Kegusaran Belanda terhadap Bajak Laut di Kepulauan Riau

Kegusaran Belanda terhadap Bajak Laut di Kepulauan Riau
Syahrul Rahmat, Dosen Sejarah STAIN Sultan Abdurrahman Kepri (Foto: Dok Pribadi untuk ulasan.co)

Membasmi Bajak Laut
Bukan tanpa masalah, dalam urusan pelayaran dan perdagangan, Belanda cukup disulitkan dengan sejumlah persoalan. Salah satu di antaranya berkaitan dengan bajak laut lokal. Kegusaran mereka begitu kentara, sehingga regulasi-regulasi yang bertujuan untuk memberantas bajak laut dirasa perlu untuk diterbitkan.

Anehnya, pemberantasan bajak laut itu tidak dilakukan sendiri oleh Belanda. Pekerjaan itu selalu dibebankan pada penguasa Melayu. Sejumlah kontrak yang melibatkan Pemerintah Belanda dengan pihak Kerajaan Riau Lingga pun tidak luput menyinggung persoalan bajak laut.

Sejak akhir abad ke-18 hingga ke-19, tidak kurang dari empat kontrak yang telah disepakati. Pada dasarnya itu bukanlah kontrak baru, lebih kepada pembaharuan kontrak saja. Hal itu kerap dilakukan ketika terjadi pergantian pemangku kepentingan di masing-masing pihak. Menariknya, narasi tentang pemberantasan bajak laut selalu ada pada setiap kontrak. Seolah-seolah, keberadaan mereka tidak pernah padam sejak kontrak pertama kali ditandatangani.

Diawali kontrak pada tahun 1784, Belanda mulai membuat kesepakatan berkaitan dengan sistem keamanan dan wewenang masing-masing pihak. Pada tahun 1818, bersama Sultan Abdurrahman Muazamsyah I, Belanda memperbaharui kontrak. Di dalamnya terdapat dua pasal yang berbicara tentang pemberantasan bajak laut. Isinya cukup jelas, pihak kerajaan Riau Lingga diminta untuk tidak menaungi bajak laut yang mereka sebut perompak.

“Sekali-kali jangan biarkan ke mana dia pergi, usir juga, apalagi menaungi dia sekali-kali,” demikian isi pasal 10 dari kontrak yang diterjemahkan A. Shamad Ahmad dalam buku Kerajaan Riau Johor.

Setelahnya, di Penyengat, sebuah pulau kecil yang berada tepat di depan daratan Tanjungpinang, kesepakatan baru ditandatangai. Bertepatan dengan 29 Oktober 1830, Letnal Kolonel Residen C.P.J Elout dan Yang Dipertuan Muda Riau menjadi perwakilan dua kekuasaan untuk memperbaharui kontrak. Seperti sebelumnya, narasi tentang pemberantasan perompak tetap saja ada.

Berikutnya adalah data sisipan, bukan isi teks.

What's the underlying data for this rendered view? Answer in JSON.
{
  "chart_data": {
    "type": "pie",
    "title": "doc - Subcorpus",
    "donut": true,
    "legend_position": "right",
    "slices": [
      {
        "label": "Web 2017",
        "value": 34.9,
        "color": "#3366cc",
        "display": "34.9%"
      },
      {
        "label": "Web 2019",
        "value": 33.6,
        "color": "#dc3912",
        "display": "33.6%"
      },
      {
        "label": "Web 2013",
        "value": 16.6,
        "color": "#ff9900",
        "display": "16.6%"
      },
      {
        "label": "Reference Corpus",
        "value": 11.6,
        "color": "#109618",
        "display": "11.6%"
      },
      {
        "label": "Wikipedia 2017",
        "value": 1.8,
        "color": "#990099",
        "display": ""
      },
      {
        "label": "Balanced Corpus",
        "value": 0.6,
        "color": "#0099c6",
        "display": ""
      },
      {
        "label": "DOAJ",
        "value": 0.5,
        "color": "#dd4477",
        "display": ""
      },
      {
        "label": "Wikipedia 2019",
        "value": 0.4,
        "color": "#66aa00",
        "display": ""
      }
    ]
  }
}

“Sultan dengan segenap kekuatannya akan membasmi pekerjaan rompak-merompak dan pihak kerajaan tidak akan sekali-kali memberikan perlindungan” tulis Netscher dalam Belanda di Johor dan Siak 1602-1856.

Pasca pembaharuan kontrak ini, terjadi beberapa kali kontak fisik antara Belanda bersama pihak Kerajaan Riau Lingga dengan bajak laut. Pada 1833, misalnya, 50 perahu Kerajaan Riau Lingga dengan 3 kapal perang Belanda berhasil menyudutkan bajak laut di Pantai Inderagiri.

Lebih kurang 27 tahun setelah kontrak sebelumnya, pada 1857 kontrak kembali diperbaharui. Pada masa ini, pihak Kerajaan Riau Lingga diwakili oleh Sultan Sulaiman Badrul Alamsyah II bersama Raja Haji Abdullah dan Belanda oleh Residen Riau Frederick Nicholas Johannes. Pada kontrak ini kembali pihak Riau Lingga diminta berjanji untuk menegahkan perompakan, jika ada yang tertangkap maka mereka harus diserahkan kepada residen Belanda.